Estonya’nın, Türkiye’ye gönderdiği arama ve kurtarma takımından Erkki Pold, Kahramanmaraş’ta meydana gelen yıkıcı sarsıntının akabinde Antakya’daki durumun “kıyamet” üzere olduğunu söyledi.
Estonya‘nın, Türkiye‘ye gönderdiği arama ve kurtarma takımından Erkki Pold, Kahramanmaraş‘ta meydana gelen yıkıcı sarsıntının akabinde vazife yaptığı Antakya’da yaşadıklarını ERR’ye anlattı.
Erkki Pold, zelzele bölgelerindeki can kayıplarının artacağından “emin” olduğunu, yıkımın “çok büyük” olduğunu ve “her enkaz altındaki insanlara ulaşmanın mümkün olmayacağı için kesin sayının asla belirlenemeyeceğini” savundu.
Pold, “Felaketin boyutları hayal bile edilemez. Bir kentten başkasına gittiğimizde binaların yüzde 90’ının ya büsbütün ya da kısmen yıkıldığını görüyoruz. Beşerler dışarıda, hayatta kalmak için ateş yakıyor, lastik yakıyor, sokakta karton kutuların üzerinde uyuyor, plastik ve başka gereçlerden derme çatma çadırlar kuruyor, açık ateşte yemek pişiriyor, burada dolaşmak kıyamet üzere hissettiriyor. İnsanların bu türlü bir şey yaşadığını görmekten son derece üzgünüm” dedi.
“BÖLGEYİ TERK EDENLER BÜYÜK TRAFİK SIKIŞIKLIĞINA NEDEN OLUYOR”
Pold, “Eğer aileden biri ölmüşse, beşerler enkazın yanında umutsuzca oturuyor, uyumuyor ya da yemek yemiyor, bu da öbür bir insani felakete neden oluyor. Birtakım beşerler bölgeyi terk etmeye karar verdi, bu da büyük trafik sıkışıklığına neden oluyor” diye ekledi.
Sahra hastaneleri ve yardımların bölgeye ulaştığını belirten Pold, “Ancak felaket çok kapsamlı olduğu için bu çok az. Büyük apartmanlar çökmüş durumda ve durum felaket” sözlerini kullandı.

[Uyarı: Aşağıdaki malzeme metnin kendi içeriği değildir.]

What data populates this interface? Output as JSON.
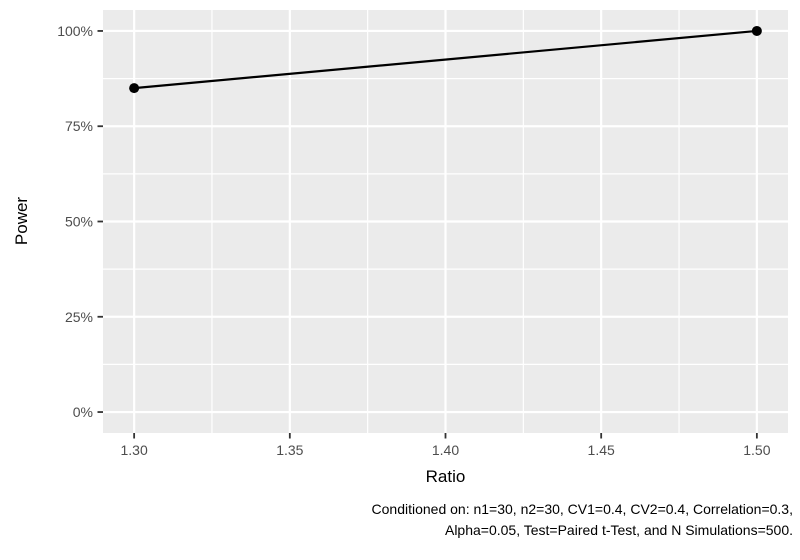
{
  "figure": {
    "xlabel": "Ratio",
    "ylabel": "Power",
    "caption_line1": "Conditioned on: n1=30, n2=30, CV1=0.4, CV2=0.4, Correlation=0.3,",
    "caption_line2": "Alpha=0.05, Test=Paired t-Test, and N Simulations=500."
  },
  "chart_data": {
    "type": "line",
    "x": [
      1.3,
      1.5
    ],
    "series": [
      {
        "name": "Power",
        "values": [
          85,
          100
        ]
      }
    ],
    "title": "",
    "xlabel": "Ratio",
    "ylabel": "Power",
    "x_ticks": [
      1.3,
      1.35,
      1.4,
      1.45,
      1.5
    ],
    "x_tick_labels": [
      "1.30",
      "1.35",
      "1.40",
      "1.45",
      "1.50"
    ],
    "x_minor_ticks": [
      1.325,
      1.375,
      1.425,
      1.475
    ],
    "y_ticks": [
      0,
      25,
      50,
      75,
      100
    ],
    "y_tick_labels": [
      "0%",
      "25%",
      "50%",
      "75%",
      "100%"
    ],
    "y_minor_ticks": [
      12.5,
      37.5,
      62.5,
      87.5
    ],
    "xlim": [
      1.29,
      1.51
    ],
    "ylim": [
      -5.5,
      105.5
    ],
    "grid": true,
    "legend": false,
    "caption": "Conditioned on: n1=30, n2=30, CV1=0.4, CV2=0.4, Correlation=0.3, Alpha=0.05, Test=Paired t-Test, and N Simulations=500."
  },
  "colors": {
    "background": "#FFFFFF",
    "panel_bg": "#EBEBEB",
    "grid": "#FFFFFF",
    "tick_mark": "#333333",
    "tick_label": "#4D4D4D",
    "line": "#000000",
    "point": "#000000",
    "text": "#000000"
  }
}
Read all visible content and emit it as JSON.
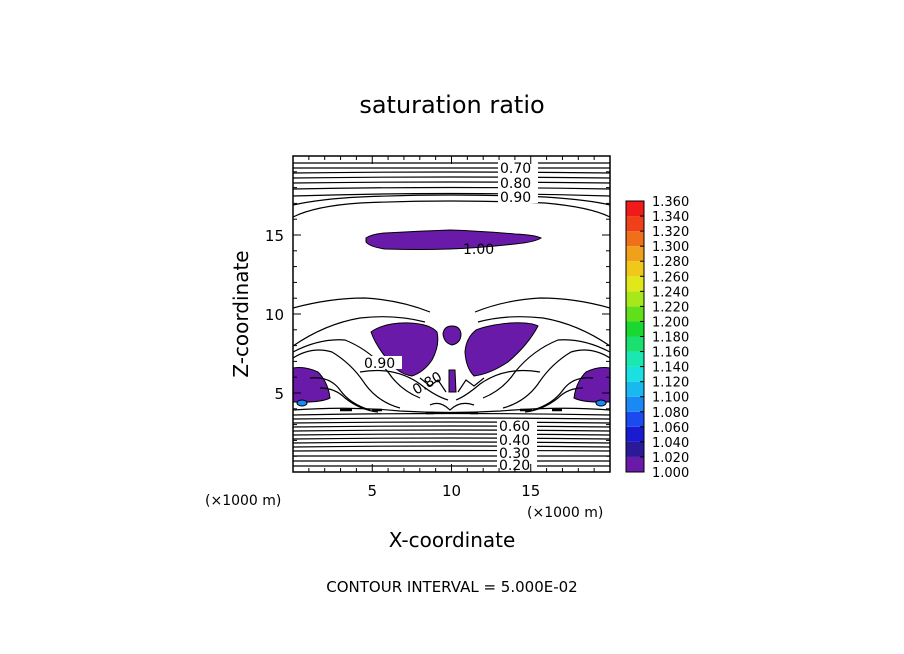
{
  "chart_data": {
    "type": "contour",
    "title": "saturation ratio",
    "xlabel": "X-coordinate",
    "ylabel": "Z-coordinate",
    "x_unit": "(×1000 m)",
    "y_unit": "(×1000 m)",
    "xlim": [
      0,
      20
    ],
    "ylim": [
      0,
      20
    ],
    "x_ticks": [
      5,
      10,
      15
    ],
    "y_ticks": [
      5,
      10,
      15
    ],
    "contour_interval_text": "CONTOUR INTERVAL = 5.000E-02",
    "contour_labels": [
      "0.70",
      "0.80",
      "0.90",
      "1.00",
      "0.90",
      "0.80",
      "0.60",
      "0.40",
      "0.30",
      "0.20"
    ],
    "colorbar": {
      "levels": [
        "1.000",
        "1.020",
        "1.040",
        "1.060",
        "1.080",
        "1.100",
        "1.120",
        "1.140",
        "1.160",
        "1.180",
        "1.200",
        "1.220",
        "1.240",
        "1.260",
        "1.280",
        "1.300",
        "1.320",
        "1.340",
        "1.360"
      ],
      "colors": [
        "#6a1aa8",
        "#2a1a9a",
        "#1a1ad0",
        "#1a4af0",
        "#1a88f5",
        "#1ab8f0",
        "#1ae0e0",
        "#1ae8b0",
        "#1ae070",
        "#1ad830",
        "#60e01a",
        "#a8e81a",
        "#e0e81a",
        "#f0c81a",
        "#f0a01a",
        "#f0701a",
        "#f0401a",
        "#f01a1a",
        "#f08080"
      ]
    },
    "regions_ge_1": [
      {
        "name": "upper band",
        "x": [
          5,
          15.5
        ],
        "z": [
          14.2,
          15.2
        ]
      },
      {
        "name": "left lobe",
        "x": [
          4.7,
          9
        ],
        "z": [
          6.3,
          9.2
        ]
      },
      {
        "name": "right lobe",
        "x": [
          10.7,
          16
        ],
        "z": [
          6.4,
          9.1
        ]
      },
      {
        "name": "central blob",
        "x": [
          9.5,
          10.5
        ],
        "z": [
          8.3,
          9.2
        ]
      },
      {
        "name": "central column",
        "x": [
          9.8,
          10.2
        ],
        "z": [
          5.1,
          6.4
        ]
      },
      {
        "name": "left edge",
        "x": [
          0,
          2.5
        ],
        "z": [
          4.3,
          6.2
        ]
      },
      {
        "name": "right edge",
        "x": [
          17.8,
          20
        ],
        "z": [
          4.3,
          6.2
        ]
      }
    ]
  }
}
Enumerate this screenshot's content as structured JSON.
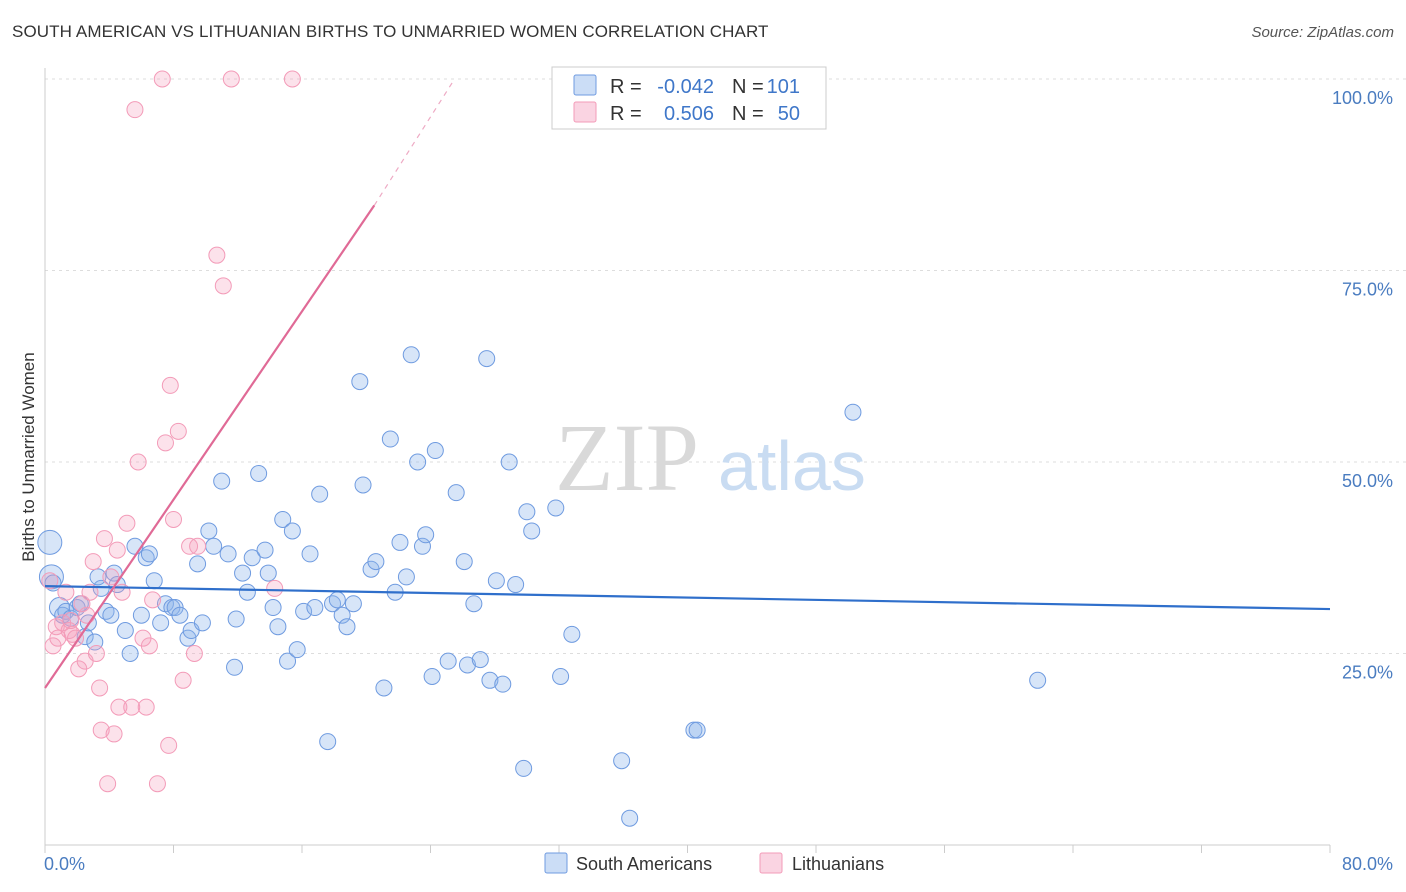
{
  "header": {
    "title": "SOUTH AMERICAN VS LITHUANIAN BIRTHS TO UNMARRIED WOMEN CORRELATION CHART",
    "source": "Source: ZipAtlas.com"
  },
  "watermark": {
    "part1": "ZIP",
    "part2": "atlas"
  },
  "legend": {
    "rows": [
      {
        "r_label": "R =",
        "r_value": "-0.042",
        "n_label": "N =",
        "n_value": "101",
        "color": "#5b8fd9"
      },
      {
        "r_label": "R =",
        "r_value": "0.506",
        "n_label": "N =",
        "n_value": "50",
        "color": "#f07fa5"
      }
    ]
  },
  "chart_data": {
    "type": "scatter",
    "title": "SOUTH AMERICAN VS LITHUANIAN BIRTHS TO UNMARRIED WOMEN CORRELATION CHART",
    "xlabel": "",
    "ylabel": "Births to Unmarried Women",
    "xlim": [
      0,
      80
    ],
    "ylim": [
      0,
      100
    ],
    "x_tick_labels": [
      "0.0%",
      "80.0%"
    ],
    "y_tick_labels": [
      "100.0%",
      "75.0%",
      "50.0%",
      "25.0%"
    ],
    "y_tick_values": [
      100,
      75,
      50,
      25
    ],
    "grid": true,
    "series": [
      {
        "name": "South Americans",
        "color": "#5b8fd9",
        "fill": "rgba(140,180,235,0.35)",
        "stroke": "#6f9be0",
        "trend": {
          "x": [
            0,
            80
          ],
          "y": [
            33.8,
            30.8
          ]
        },
        "points": [
          [
            0.3,
            39.5
          ],
          [
            0.4,
            35
          ],
          [
            0.9,
            31
          ],
          [
            1.1,
            30
          ],
          [
            1.3,
            30.5
          ],
          [
            1.6,
            29.6
          ],
          [
            2,
            31
          ],
          [
            2.2,
            31.5
          ],
          [
            2.5,
            27.2
          ],
          [
            2.7,
            29
          ],
          [
            3.1,
            26.5
          ],
          [
            3.5,
            33.5
          ],
          [
            3.8,
            30.5
          ],
          [
            4.1,
            30
          ],
          [
            4.3,
            35.5
          ],
          [
            4.5,
            34
          ],
          [
            5,
            28
          ],
          [
            5.3,
            25
          ],
          [
            5.6,
            39
          ],
          [
            6,
            30
          ],
          [
            6.3,
            37.5
          ],
          [
            6.8,
            34.5
          ],
          [
            7.2,
            29
          ],
          [
            7.5,
            31.5
          ],
          [
            7.9,
            31
          ],
          [
            8.1,
            31
          ],
          [
            8.4,
            30
          ],
          [
            8.9,
            27
          ],
          [
            9.1,
            28
          ],
          [
            9.5,
            36.7
          ],
          [
            9.8,
            29
          ],
          [
            10.2,
            41
          ],
          [
            10.5,
            39
          ],
          [
            11,
            47.5
          ],
          [
            11.4,
            38
          ],
          [
            11.8,
            23.2
          ],
          [
            11.9,
            29.5
          ],
          [
            12.3,
            35.5
          ],
          [
            12.6,
            33
          ],
          [
            12.9,
            37.5
          ],
          [
            13.3,
            48.5
          ],
          [
            13.7,
            38.5
          ],
          [
            13.9,
            35.5
          ],
          [
            14.2,
            31
          ],
          [
            14.5,
            28.5
          ],
          [
            14.8,
            42.5
          ],
          [
            15.1,
            24
          ],
          [
            15.4,
            41
          ],
          [
            15.7,
            25.5
          ],
          [
            16.1,
            30.5
          ],
          [
            16.5,
            38
          ],
          [
            16.8,
            31
          ],
          [
            17.1,
            45.8
          ],
          [
            17.6,
            13.5
          ],
          [
            17.9,
            31.5
          ],
          [
            18.2,
            32
          ],
          [
            18.5,
            30
          ],
          [
            18.8,
            28.5
          ],
          [
            19.2,
            31.5
          ],
          [
            19.6,
            60.5
          ],
          [
            19.8,
            47
          ],
          [
            20.3,
            36
          ],
          [
            20.6,
            37
          ],
          [
            21.1,
            20.5
          ],
          [
            21.5,
            53
          ],
          [
            21.8,
            33
          ],
          [
            22.1,
            39.5
          ],
          [
            22.5,
            35
          ],
          [
            22.8,
            64
          ],
          [
            23.2,
            50
          ],
          [
            23.5,
            39
          ],
          [
            23.7,
            40.5
          ],
          [
            24.1,
            22
          ],
          [
            24.3,
            51.5
          ],
          [
            25.1,
            24
          ],
          [
            25.6,
            46
          ],
          [
            26.1,
            37
          ],
          [
            26.3,
            23.5
          ],
          [
            26.7,
            31.5
          ],
          [
            27.1,
            24.2
          ],
          [
            27.5,
            63.5
          ],
          [
            27.7,
            21.5
          ],
          [
            28.1,
            34.5
          ],
          [
            28.5,
            21
          ],
          [
            28.9,
            50
          ],
          [
            29.3,
            34
          ],
          [
            29.8,
            10
          ],
          [
            30,
            43.5
          ],
          [
            30.3,
            41
          ],
          [
            31.8,
            44
          ],
          [
            32.1,
            22
          ],
          [
            32.8,
            27.5
          ],
          [
            35.9,
            11
          ],
          [
            36.4,
            3.5
          ],
          [
            40.4,
            15
          ],
          [
            40.6,
            15
          ],
          [
            50.3,
            56.5
          ],
          [
            61.8,
            21.5
          ],
          [
            0.5,
            34.2
          ],
          [
            3.3,
            35
          ],
          [
            6.5,
            38
          ]
        ],
        "sizes": {
          "0": 12,
          "1": 12,
          "2": 10
        }
      },
      {
        "name": "Lithuanians",
        "color": "#f07fa5",
        "fill": "rgba(244,160,190,0.30)",
        "stroke": "#f39bb8",
        "trend": {
          "x": [
            0,
            20.5
          ],
          "y": [
            20.5,
            83.5
          ],
          "dash_to": {
            "x": 25.5,
            "y": 100
          }
        },
        "points": [
          [
            0.3,
            34.5
          ],
          [
            0.5,
            26
          ],
          [
            0.7,
            28.5
          ],
          [
            0.8,
            27
          ],
          [
            1.1,
            29
          ],
          [
            1.3,
            33
          ],
          [
            1.5,
            28
          ],
          [
            1.7,
            27.5
          ],
          [
            1.9,
            27
          ],
          [
            2.1,
            23
          ],
          [
            2.3,
            31.5
          ],
          [
            2.5,
            24
          ],
          [
            2.6,
            30
          ],
          [
            2.8,
            33
          ],
          [
            3,
            37
          ],
          [
            3.2,
            25
          ],
          [
            3.4,
            20.5
          ],
          [
            3.5,
            15
          ],
          [
            3.7,
            40
          ],
          [
            3.9,
            8
          ],
          [
            4.1,
            35
          ],
          [
            4.3,
            14.5
          ],
          [
            4.5,
            38.5
          ],
          [
            4.6,
            18
          ],
          [
            4.8,
            33
          ],
          [
            5.1,
            42
          ],
          [
            5.4,
            18
          ],
          [
            5.6,
            96
          ],
          [
            5.8,
            50
          ],
          [
            6.1,
            27
          ],
          [
            6.3,
            18
          ],
          [
            6.5,
            26
          ],
          [
            6.7,
            32
          ],
          [
            7,
            8
          ],
          [
            7.3,
            100
          ],
          [
            7.5,
            52.5
          ],
          [
            7.7,
            13
          ],
          [
            7.8,
            60
          ],
          [
            8,
            42.5
          ],
          [
            8.3,
            54
          ],
          [
            8.6,
            21.5
          ],
          [
            9,
            39
          ],
          [
            9.3,
            25
          ],
          [
            9.5,
            39
          ],
          [
            10.7,
            77
          ],
          [
            11.1,
            73
          ],
          [
            11.6,
            100
          ],
          [
            14.3,
            33.5
          ],
          [
            15.4,
            100
          ],
          [
            1.6,
            29.3
          ]
        ]
      }
    ]
  },
  "bottom_legend": {
    "items": [
      {
        "label": "South Americans",
        "color": "#5b8fd9"
      },
      {
        "label": "Lithuanians",
        "color": "#f07fa5"
      }
    ]
  }
}
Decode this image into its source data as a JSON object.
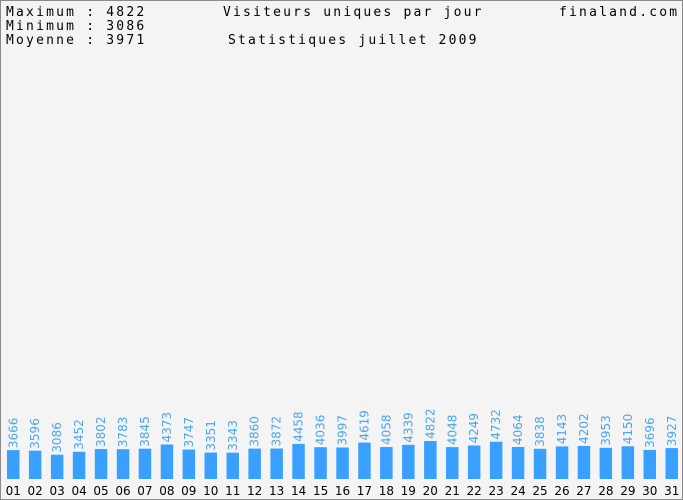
{
  "header": {
    "max_label": "Maximum",
    "max_value": "4822",
    "min_label": "Minimum",
    "min_value": "3086",
    "avg_label": "Moyenne",
    "avg_value": "3971",
    "title": "Visiteurs uniques par jour",
    "subtitle": "Statistiques juillet 2009",
    "site": "finaland.com"
  },
  "colors": {
    "bar": "#3aa0ff",
    "value_label": "#4aa6ee",
    "background": "#f4f4f4"
  },
  "chart_data": {
    "type": "bar",
    "title": "Visiteurs uniques par jour",
    "subtitle": "Statistiques juillet 2009",
    "xlabel": "",
    "ylabel": "",
    "ylim": [
      0,
      4822
    ],
    "grid": false,
    "legend": "none",
    "categories": [
      "01",
      "02",
      "03",
      "04",
      "05",
      "06",
      "07",
      "08",
      "09",
      "10",
      "11",
      "12",
      "13",
      "14",
      "15",
      "16",
      "17",
      "18",
      "19",
      "20",
      "21",
      "22",
      "23",
      "24",
      "25",
      "26",
      "27",
      "28",
      "29",
      "30",
      "31"
    ],
    "values": [
      3666,
      3596,
      3086,
      3452,
      3802,
      3783,
      3845,
      4373,
      3747,
      3351,
      3343,
      3860,
      3872,
      4458,
      4036,
      3997,
      4619,
      4058,
      4339,
      4822,
      4048,
      4249,
      4732,
      4064,
      3838,
      4143,
      4202,
      3953,
      4150,
      3696,
      3927
    ]
  }
}
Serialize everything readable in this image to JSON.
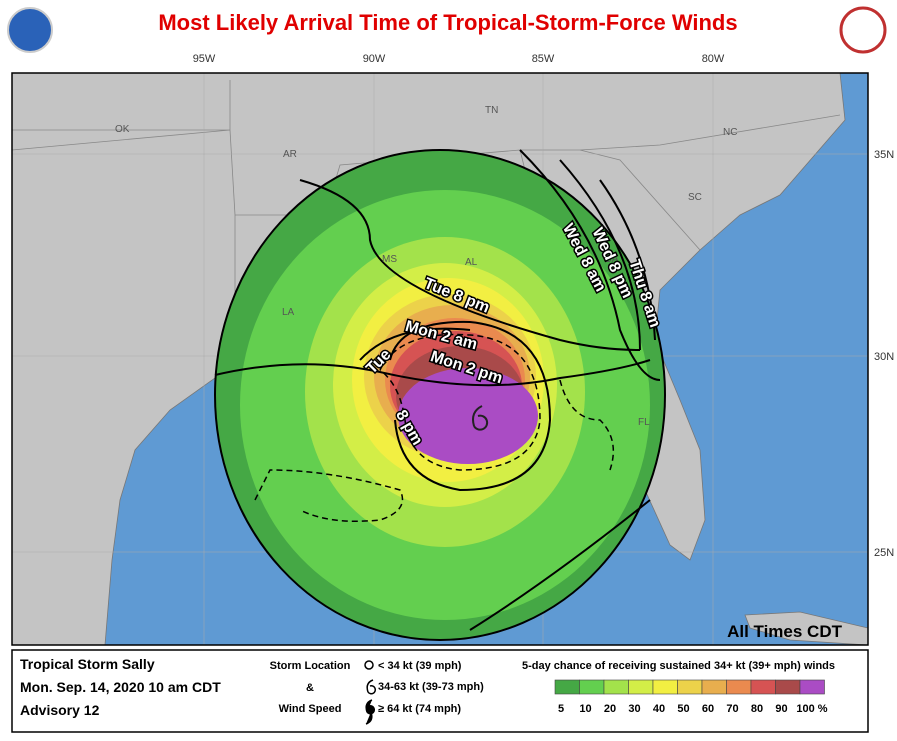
{
  "header": {
    "title": "Most Likely Arrival Time of Tropical-Storm-Force Winds"
  },
  "map": {
    "lon_labels": [
      "95W",
      "90W",
      "85W",
      "80W"
    ],
    "lat_labels": [
      "35N",
      "30N",
      "25N"
    ],
    "states": [
      "OK",
      "AR",
      "TN",
      "NC",
      "SC",
      "MS",
      "AL",
      "GA",
      "LA",
      "FL"
    ],
    "contour_labels": [
      "Tue 8 pm",
      "Wed 8 am",
      "Wed 8 pm",
      "Thu 8 am",
      "Mon 2 am",
      "Mon 2 pm",
      "Tue",
      "8 pm"
    ],
    "note": "All Times CDT"
  },
  "legend": {
    "storm": "Tropical Storm Sally",
    "issued": "Mon. Sep. 14, 2020  10 am CDT",
    "advisory": "Advisory 12",
    "symbol_title": [
      "Storm Location",
      "&",
      "Wind Speed"
    ],
    "symbols": [
      "< 34 kt (39 mph)",
      "34-63 kt (39-73 mph)",
      "≥ 64 kt (74 mph)"
    ],
    "scale_title": "5-day chance of receiving sustained 34+ kt (39+ mph) winds",
    "scale_labels": [
      "5",
      "10",
      "20",
      "30",
      "40",
      "50",
      "60",
      "70",
      "80",
      "90",
      "100 %"
    ],
    "scale_colors": [
      "#45a845",
      "#63cf4f",
      "#a3e24b",
      "#d3ee47",
      "#f2ef42",
      "#ecd24a",
      "#e8ae4e",
      "#ea8a4f",
      "#d65353",
      "#a94a4a",
      "#aa4cc4"
    ]
  }
}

Pold, kurtarma çalışmalarının şu ana kadar en güç istikametinin ne olduğu sorulduğunda lojistiğe dikkat çekerek, “Bulunduğumuz yerden lojistik operasyonlar sıkıntı oldu zira kaynaklar çok yetersiz. Fakat en zoru mahallî halkın içinde bulunduğu şartları ve ne kadar çaresiz olduklarını görmek” diye konuştu.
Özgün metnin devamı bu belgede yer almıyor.